Summary Info
28.12.2025 Extraordinary General Assembly Meeting Invitation
Update Notification Flag
Yes
Correction Notification Flag
No
Postponed Notification Flag
No
General Assembly Invitation
General Assembly Type
Extraordinary
Decision Date
28.11.2025
General Assembly Date
28.12.2025
General Assembly Time
11:00
Record Date (Deadline For Participation In The General Assembly)
27.12.2025
Country
Turkey
City
İZMİR
District
TORBALI
Address
Çaybaşı Mahallesi Aydın Caddesi No:51/A Torbalı / İZMİR
Agenda Items
1 - Opening, formation of the meeting chairmanship, and moment of silence
2 - Granting authorization to the Meeting Chairmanship for signing the General Assembly Meeting Minutes
3 - Providing information to the shareholders, without submitting it to a vote or resolution at the General Assembly, regarding the merger ("Merger") to be discussed and resolved under Agenda Item 4, whereby all assets and liabilities of Anadolu Gayrimenkul Yatırım A.Ş. will be taken over ("devir alınması") by our Company as a whole and merged within our Company.
4 - Submitting for the approval of the shareholders, discussing, and resolving the "Merger" transaction—prepared by our Company's Board of Directors within the scope of the merger process whereby all assets and liabilities of Anadolu Gayrimenkul Yatırım A.Ş., registered with the Torbalı Trade Registry Office under registration number 7948, will be taken over by our Company as a whole and the said company will cease to exist without liquidation (dissolution), in accordance with the provisions of the Turkish Commercial Code No. 6102, the Capital Markets Board Communiqué on Mergers and Demergers (II-23.2), the Capital Markets Legislation, and other applicable legislation, and subject to the approval of the Capital Markets Board, together with the "Merger Agreement" prepared by our Company's Board of Directors.
5 - Pursuant to the decisions taken at the Capital Markets Board (CMB) meeting dated November 25, 2025, numbered 61/2178, and within the scope of Agenda Item 4, subject to the approval of the Merger Agreement and the Merger Transaction by the shareholders, the matter will be submitted to the shareholders for discussion, approval, and resolution regarding the increase of the Company's issued capital from TRY 293,700,000.00 by TRY 252,154,434.99, bringing the total capital to TRY 545,854,434.99, as well as the amendment of Article 8 – Capital of the Company's Articles of Association.

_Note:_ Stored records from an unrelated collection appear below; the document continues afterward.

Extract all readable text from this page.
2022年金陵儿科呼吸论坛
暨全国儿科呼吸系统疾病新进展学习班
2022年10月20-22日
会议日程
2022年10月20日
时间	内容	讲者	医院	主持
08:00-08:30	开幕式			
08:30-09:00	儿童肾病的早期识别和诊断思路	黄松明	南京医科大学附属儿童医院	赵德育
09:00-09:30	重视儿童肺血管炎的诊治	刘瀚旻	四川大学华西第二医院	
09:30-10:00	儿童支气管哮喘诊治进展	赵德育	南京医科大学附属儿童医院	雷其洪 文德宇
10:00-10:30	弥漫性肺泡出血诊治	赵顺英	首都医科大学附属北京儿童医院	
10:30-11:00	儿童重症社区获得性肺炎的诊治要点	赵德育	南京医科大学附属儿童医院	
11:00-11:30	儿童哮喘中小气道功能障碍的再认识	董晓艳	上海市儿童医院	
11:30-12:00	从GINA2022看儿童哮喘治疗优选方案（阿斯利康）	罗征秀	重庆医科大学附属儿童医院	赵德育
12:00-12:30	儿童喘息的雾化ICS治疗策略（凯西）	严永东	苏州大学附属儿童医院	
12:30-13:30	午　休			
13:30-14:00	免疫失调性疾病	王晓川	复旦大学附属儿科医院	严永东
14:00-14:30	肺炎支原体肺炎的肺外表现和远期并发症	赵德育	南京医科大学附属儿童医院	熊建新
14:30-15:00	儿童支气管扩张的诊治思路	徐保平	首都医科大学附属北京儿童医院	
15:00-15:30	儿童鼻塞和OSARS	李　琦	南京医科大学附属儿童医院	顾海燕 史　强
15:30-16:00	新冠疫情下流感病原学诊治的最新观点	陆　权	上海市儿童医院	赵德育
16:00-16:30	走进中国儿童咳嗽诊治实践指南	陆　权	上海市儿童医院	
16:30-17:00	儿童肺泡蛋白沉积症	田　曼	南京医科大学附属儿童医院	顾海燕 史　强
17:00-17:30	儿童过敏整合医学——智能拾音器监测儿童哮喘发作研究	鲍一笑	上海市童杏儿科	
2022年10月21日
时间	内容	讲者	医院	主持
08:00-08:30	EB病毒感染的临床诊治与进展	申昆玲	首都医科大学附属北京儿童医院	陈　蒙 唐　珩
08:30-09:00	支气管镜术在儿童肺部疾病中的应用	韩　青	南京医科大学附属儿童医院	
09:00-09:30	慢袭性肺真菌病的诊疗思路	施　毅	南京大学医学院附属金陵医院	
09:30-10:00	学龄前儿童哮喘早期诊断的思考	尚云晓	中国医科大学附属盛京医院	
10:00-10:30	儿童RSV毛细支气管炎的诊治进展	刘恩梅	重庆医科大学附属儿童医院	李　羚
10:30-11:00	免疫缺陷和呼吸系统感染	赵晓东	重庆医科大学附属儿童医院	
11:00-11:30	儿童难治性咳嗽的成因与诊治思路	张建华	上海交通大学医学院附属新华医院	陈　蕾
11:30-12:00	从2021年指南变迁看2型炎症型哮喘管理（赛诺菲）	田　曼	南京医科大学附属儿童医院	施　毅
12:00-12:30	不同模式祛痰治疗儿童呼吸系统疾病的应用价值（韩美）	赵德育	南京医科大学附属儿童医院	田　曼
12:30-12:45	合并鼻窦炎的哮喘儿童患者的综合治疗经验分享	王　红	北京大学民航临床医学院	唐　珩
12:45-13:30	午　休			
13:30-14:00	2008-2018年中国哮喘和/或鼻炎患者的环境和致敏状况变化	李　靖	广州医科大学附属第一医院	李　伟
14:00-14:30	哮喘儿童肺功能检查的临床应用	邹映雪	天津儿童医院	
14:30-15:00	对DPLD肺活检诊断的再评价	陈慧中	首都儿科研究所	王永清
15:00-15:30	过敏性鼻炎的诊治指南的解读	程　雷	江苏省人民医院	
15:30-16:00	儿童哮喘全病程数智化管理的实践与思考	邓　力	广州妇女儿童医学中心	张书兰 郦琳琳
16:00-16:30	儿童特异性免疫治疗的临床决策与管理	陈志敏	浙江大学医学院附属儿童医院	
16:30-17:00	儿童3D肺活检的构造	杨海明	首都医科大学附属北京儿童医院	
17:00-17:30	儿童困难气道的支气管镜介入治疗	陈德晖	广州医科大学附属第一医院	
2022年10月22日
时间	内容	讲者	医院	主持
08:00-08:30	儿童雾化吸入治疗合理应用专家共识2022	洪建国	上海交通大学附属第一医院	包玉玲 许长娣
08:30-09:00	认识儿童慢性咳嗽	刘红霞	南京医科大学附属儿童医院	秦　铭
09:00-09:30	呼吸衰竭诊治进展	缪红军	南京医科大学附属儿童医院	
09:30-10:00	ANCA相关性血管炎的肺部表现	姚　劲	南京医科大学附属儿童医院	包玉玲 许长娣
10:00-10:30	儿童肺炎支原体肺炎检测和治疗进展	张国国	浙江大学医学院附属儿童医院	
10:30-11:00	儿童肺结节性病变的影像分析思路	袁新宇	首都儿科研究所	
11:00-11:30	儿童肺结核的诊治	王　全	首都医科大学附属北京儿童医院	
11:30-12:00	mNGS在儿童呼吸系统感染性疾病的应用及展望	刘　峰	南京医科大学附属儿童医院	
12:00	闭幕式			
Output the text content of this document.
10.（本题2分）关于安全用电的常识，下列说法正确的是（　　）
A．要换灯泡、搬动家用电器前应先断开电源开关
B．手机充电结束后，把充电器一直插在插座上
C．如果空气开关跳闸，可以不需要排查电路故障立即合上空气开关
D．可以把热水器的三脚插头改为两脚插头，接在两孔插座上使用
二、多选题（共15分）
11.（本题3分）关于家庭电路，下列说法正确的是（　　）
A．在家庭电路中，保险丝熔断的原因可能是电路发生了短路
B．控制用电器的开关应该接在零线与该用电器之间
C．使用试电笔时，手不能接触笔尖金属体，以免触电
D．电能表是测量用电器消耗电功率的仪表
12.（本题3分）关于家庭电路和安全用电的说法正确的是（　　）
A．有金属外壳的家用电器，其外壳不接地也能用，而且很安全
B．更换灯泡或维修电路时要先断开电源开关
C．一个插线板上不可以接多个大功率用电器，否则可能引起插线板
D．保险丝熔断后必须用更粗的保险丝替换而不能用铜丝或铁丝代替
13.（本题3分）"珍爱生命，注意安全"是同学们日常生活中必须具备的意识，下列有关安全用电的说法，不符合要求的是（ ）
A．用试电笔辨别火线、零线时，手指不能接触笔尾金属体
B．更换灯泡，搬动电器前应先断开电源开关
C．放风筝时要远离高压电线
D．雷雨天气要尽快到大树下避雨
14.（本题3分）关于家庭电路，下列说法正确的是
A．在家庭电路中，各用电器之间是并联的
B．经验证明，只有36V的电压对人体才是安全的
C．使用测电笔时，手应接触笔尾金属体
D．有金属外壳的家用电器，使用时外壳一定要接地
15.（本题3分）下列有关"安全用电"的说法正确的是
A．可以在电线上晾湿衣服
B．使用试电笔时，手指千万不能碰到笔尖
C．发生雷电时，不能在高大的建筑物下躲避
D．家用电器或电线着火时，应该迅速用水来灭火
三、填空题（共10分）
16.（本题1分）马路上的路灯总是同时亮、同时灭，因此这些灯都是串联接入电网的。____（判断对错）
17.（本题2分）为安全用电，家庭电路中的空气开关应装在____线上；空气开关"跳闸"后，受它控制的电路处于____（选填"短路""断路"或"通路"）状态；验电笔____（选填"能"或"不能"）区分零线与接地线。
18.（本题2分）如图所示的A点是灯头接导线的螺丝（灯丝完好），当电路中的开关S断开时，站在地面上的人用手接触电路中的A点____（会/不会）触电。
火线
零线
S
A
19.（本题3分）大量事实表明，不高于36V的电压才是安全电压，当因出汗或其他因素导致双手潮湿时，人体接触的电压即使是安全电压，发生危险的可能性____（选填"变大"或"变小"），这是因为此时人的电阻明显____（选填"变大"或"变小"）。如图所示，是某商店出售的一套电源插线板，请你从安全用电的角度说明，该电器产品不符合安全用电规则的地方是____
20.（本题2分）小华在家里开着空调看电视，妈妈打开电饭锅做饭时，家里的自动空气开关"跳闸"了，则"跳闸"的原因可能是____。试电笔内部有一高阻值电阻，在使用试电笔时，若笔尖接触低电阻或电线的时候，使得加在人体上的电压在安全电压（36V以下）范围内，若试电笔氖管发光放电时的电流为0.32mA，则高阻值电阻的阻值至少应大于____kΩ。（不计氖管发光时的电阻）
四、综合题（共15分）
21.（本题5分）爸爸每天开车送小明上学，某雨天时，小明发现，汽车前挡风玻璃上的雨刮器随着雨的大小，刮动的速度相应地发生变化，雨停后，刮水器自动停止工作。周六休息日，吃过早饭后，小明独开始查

The necessary approvals will be obtained, and the procedures required to amend Article 8 of the Articles of Association in accordance with the obtained permissions will be carried out. The Board of Directors will be authorized to execute all actions and take all necessary steps in connection with these processes.
6 - Informing the shareholders that the details regarding the exercise of the right to withdraw are included in the information document
7 - Wishes and Suggestions
Corporate Actions Involved In Agenda
Merger
General Assembly Invitation Documents
Appendix: 1
01 ESAS SOZLESME TADIL METNI.pdf - Article of Association Amendment Text
Appendix: 2
03 GENEL KURUL BİLGİLENDİRME DÖKÜMANI.pdf - General Assembly Informing Document
Appendix: 3
02 GENEL KURUL ÇAĞRI.pdf - Other Invitation Document
Appendix: 4
TTSG TOPLANTIYA ÇAĞRI 03.12.2025.pdf - Announcement Document
Additional Explanations

At the Board of Directors meeting held on November 28, 2025 , it was decided that the Company's Extraordinary General Assembly Meeting will be held on December 28, 2025, at 11:00 AM at the Company headquarters, located at Çaybaşı Mahallesi, Aydın Caddesi No:51/A, Torbalı/İzmir , to discuss and resolve the agenda items specified in this announcement.

The invitation to the Extraordinary General Assembly Meeting dated 28.12.2025 — including the agenda and proxy form — as well as the information document, the draft amendment to the articles of association, and the TTSG announcement are enclosed.

This announcement is respectfully made to the public.

The English translation of this announcement has been simultaneously disclosed to the public. In case of any discrepancies between the Turkish and English versions, the Turkish text shall prevail.